The official reason for dumping on their old right wing colleagues - that a private discussion was leaked to the press - seems pretty thin. Mr Portillo and Mr Maude have served in very leaky governments and have done their own share of talking to the press. Mr Portillo hardly hid from the media his installation of phone lines during the Tory leadership election of 1995, in the event that John Redwood would do enough damage to John Major to cause a second ballot and allow Portillo to challenge for the job. So the leak of last week's pasting from his fellow diners, which the Shadow Chancellor was treated to over his cold meats, presented an excellent opportunity for both Maude and Portillo to find the excuse they have been seeking for some time to relinquish their Thatcherite credentials.

Portillo and Maude could be seen as simple careerists. According to this view, they regard the authoritarian drift of sections of the Conservative Party, led by Ann Widdecombe, as delaying the day when they can resume the trappings of ministerial power. The years are beginning to tell and an indefinite time in opposition fills them with horror. If the only way back is to embrace the Blairite centre ground, so be it. Lord Tebbit has long wondered whether they were Thatcherites in the first place or whether they hung on to the Lady's petticoat tails as she won elections which swept them into ministerial jobs.

Others add that, in his early days in the Conservative Research Department, Mr Portillo showed little enthusiasm for right-wing policies and, for all his intellectual ability, would have been content to follow any passing political fashion. They remind us that as a teenager he admired Harold Wilson who, he said on Desert Island Discs, "mesmerised me". Certainly, Mr Portillo has always been an undoubted dedicated follower of fashion - currently in thrall to Guy Ritchie and all his works, he even embraces the need to make over his physical appearance from time to time. It certainly seems that, after his defeat in Enfield Southgate in 1997, he was a little mesmerised by Tony Blair and the whole "Cool Britannia" and "Third Way" nonsense.

For his part, Mr Maude has always been regarded as suspect by the right from the day, 10 years ago this month, when he walked out in tears from a No Turning Back Group meeting. I was present when he confessed that he thought that Margaret Thatcher's failure to win re-election as Tory leader on the first ballot in the 1990 contest meant she was "finished", and he went off to prepare the ground for John Major's bid.

His reward was to be made Financial Secretary to the Treasury, where he busied himself with the Maastricht Treaty, and which he eventually signed. He incurred the Lady's wrath as he showed off the pen with which he signed the document. He made a wrong call by supporting Michael Howard for the leadership in 1997, and flirted with Thatcherism during his party conference speech last year with his ill-fated tax guarantee. But, having hit a career ceiling (as his removal by Mr Hague from the shadow chancellorship earlier this year demonstrates) he has since thrown in his lot with Mr Portillo (even though it was he who supplanted him). The two were caught dining in the Goring Hotel in London earlier this year and rumours surfaced that they will be the axis in any leadership bid by Mr Portillo after the assumed election defeat of the Tories next year.

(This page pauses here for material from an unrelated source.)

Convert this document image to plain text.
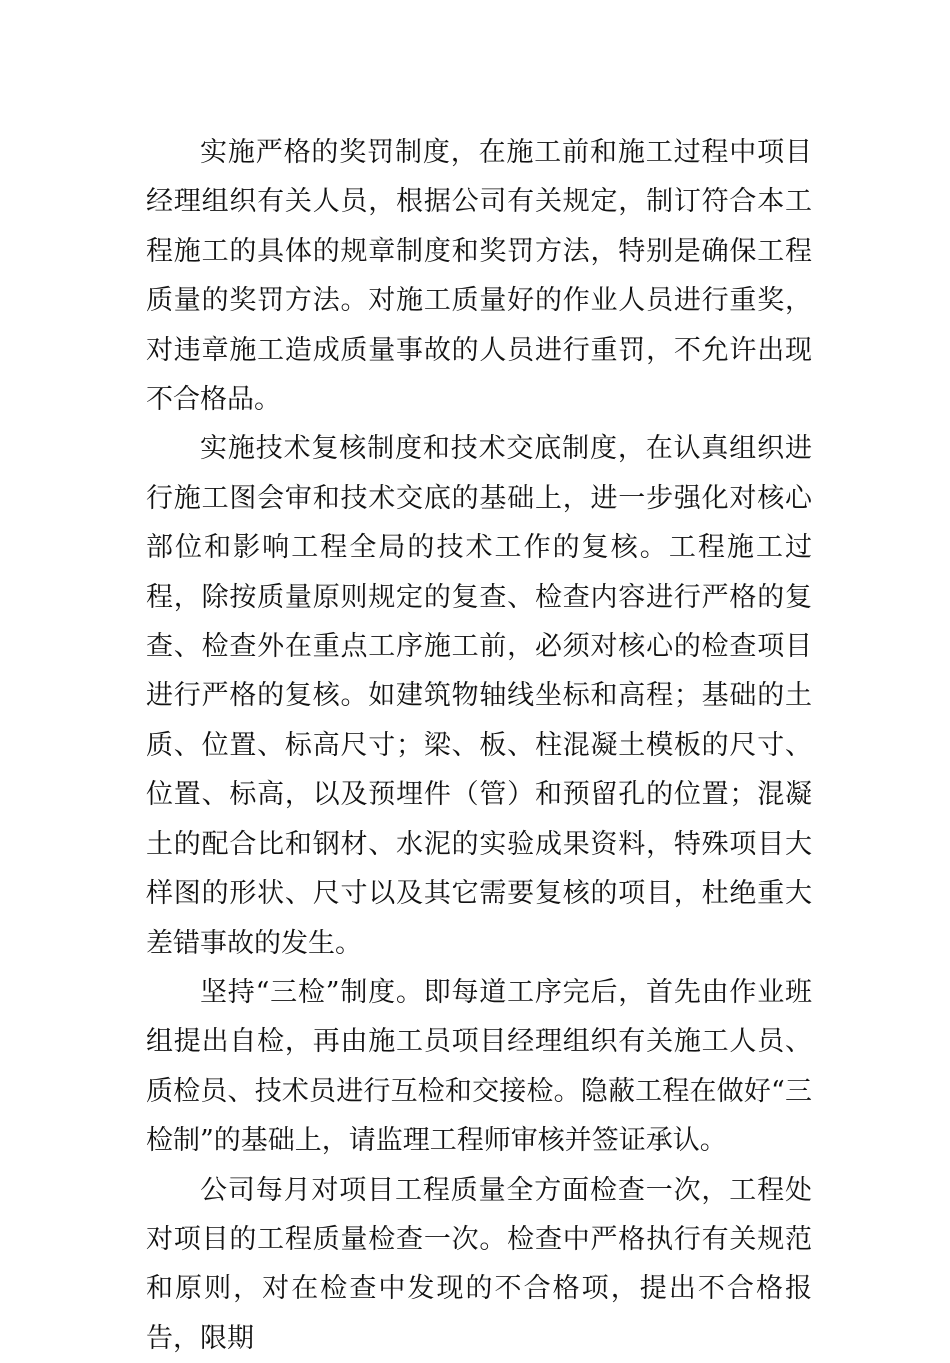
实施严格的奖罚制度，在施工前和施工过程中项目经理组织有关人员，根据公司有关规定，制订符合本工程施工的具体的规章制度和奖罚方法，特别是确保工程质量的奖罚方法。对施工质量好的作业人员进行重奖，对违章施工造成质量事故的人员进行重罚，不允许出现不合格品。

实施技术复核制度和技术交底制度，在认真组织进行施工图会审和技术交底的基础上，进一步强化对核心部位和影响工程全局的技术工作的复核。工程施工过程，除按质量原则规定的复查、检查内容进行严格的复查、检查外在重点工序施工前，必须对核心的检查项目进行严格的复核。如建筑物轴线坐标和高程；基础的土质、位置、标高尺寸；梁、板、柱混凝土模板的尺寸、位置、标高，以及预埋件（管）和预留孔的位置；混凝土的配合比和钢材、水泥的实验成果资料，特殊项目大样图的形状、尺寸以及其它需要复核的项目，杜绝重大差错事故的发生。

坚持“三检”制度。即每道工序完后，首先由作业班组提出自检，再由施工员项目经理组织有关施工人员、质检员、技术员进行互检和交接检。隐蔽工程在做好“三检制”的基础上，请监理工程师审核并签证承认。

公司每月对项目工程质量全方面检查一次，工程处对项目的工程质量检查一次。检查中严格执行有关规范和原则，对在检查中发现的不合格项，提出不合格报告，限期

It may be a little harsh, however, to see all this purely as political expediency and careerism - although neither man has ever disguised their ambitions. There is no doubt that Mr Portillo was genuinely shaken by the events of 1997. His television series Portillo's Progress, made during his exile, was an honest attempt to analyse what had gone wrong. He appeared horrified when he watched himself being dissected by a focus group recruited for one programme.

No one should query his horror at the abject poverty he discovered in Leeds, and who can blame him if he felt a sense of responsibility about the worst excesses of Thatcherism. We must not discount the possibility that Portillo's Progress - and his recent "inclusive" theme - really is a march on the road to Damascus, and not just about getting back into power.

But it is hard to see where such a Damascene conversion leaves Mr Portillo in his quest to build the coalition of support he will need to take the leadership and to achieve his new goal of making the Conservative Party embrace the centre ground. The break with the right is serious, and his public attempts to dismiss, humiliate and ignore most of his erstwhile friends means that he has forfeited a block of MPs who would not have hesitated about supporting him.

The new wave of young Eurosceptic right-wingers who will probably enter the Commons next year are also unimpressed. So where is his support to come from?

Rumour has it some One-Nation Tories, such as Nicholas Soames and former Heseltine cheerleader Richard Ottoway, provide him with a bridge to the left. In the Shadow Cabinet he also has the backing of Archie Norman, Bernard Jenkin and Tim Yeo.

But he still has a problem with the Europhiles such as David Curry and Ian Taylor, who resigned from the front bench because of the hard-line policy on the single currency. The U-turns that Mr Portillo has so far perfected on the tax guarantee, the minimum wage and Bank of England independence still leave him burdened with support for Mr Hague's European policy. As usual, however, Mr Portillo has an escape route. He has pointedly refused to rule out the single currency "forever" and I can imagine his old sparring partner, Lord Tristan Garel-Jones, muscling in on the new Portillo act. While Garel-Jones and Mr Portillo have been political foes, there is a mutual respect for each other based on their Spanish connections.

For the time being, Mr Portillo is saddled with his support for Mr Hague. "You can't put a cigarette paper between me and William", he declared after being selected for Kensington and Chelsea. Expect whole packs of Rizlas to strain this relation- ship as we approach the general election. But somehow, given the lack of solidarity within the Portillistas, I think Mr Hague can rest more easily in his leadership bed after the election.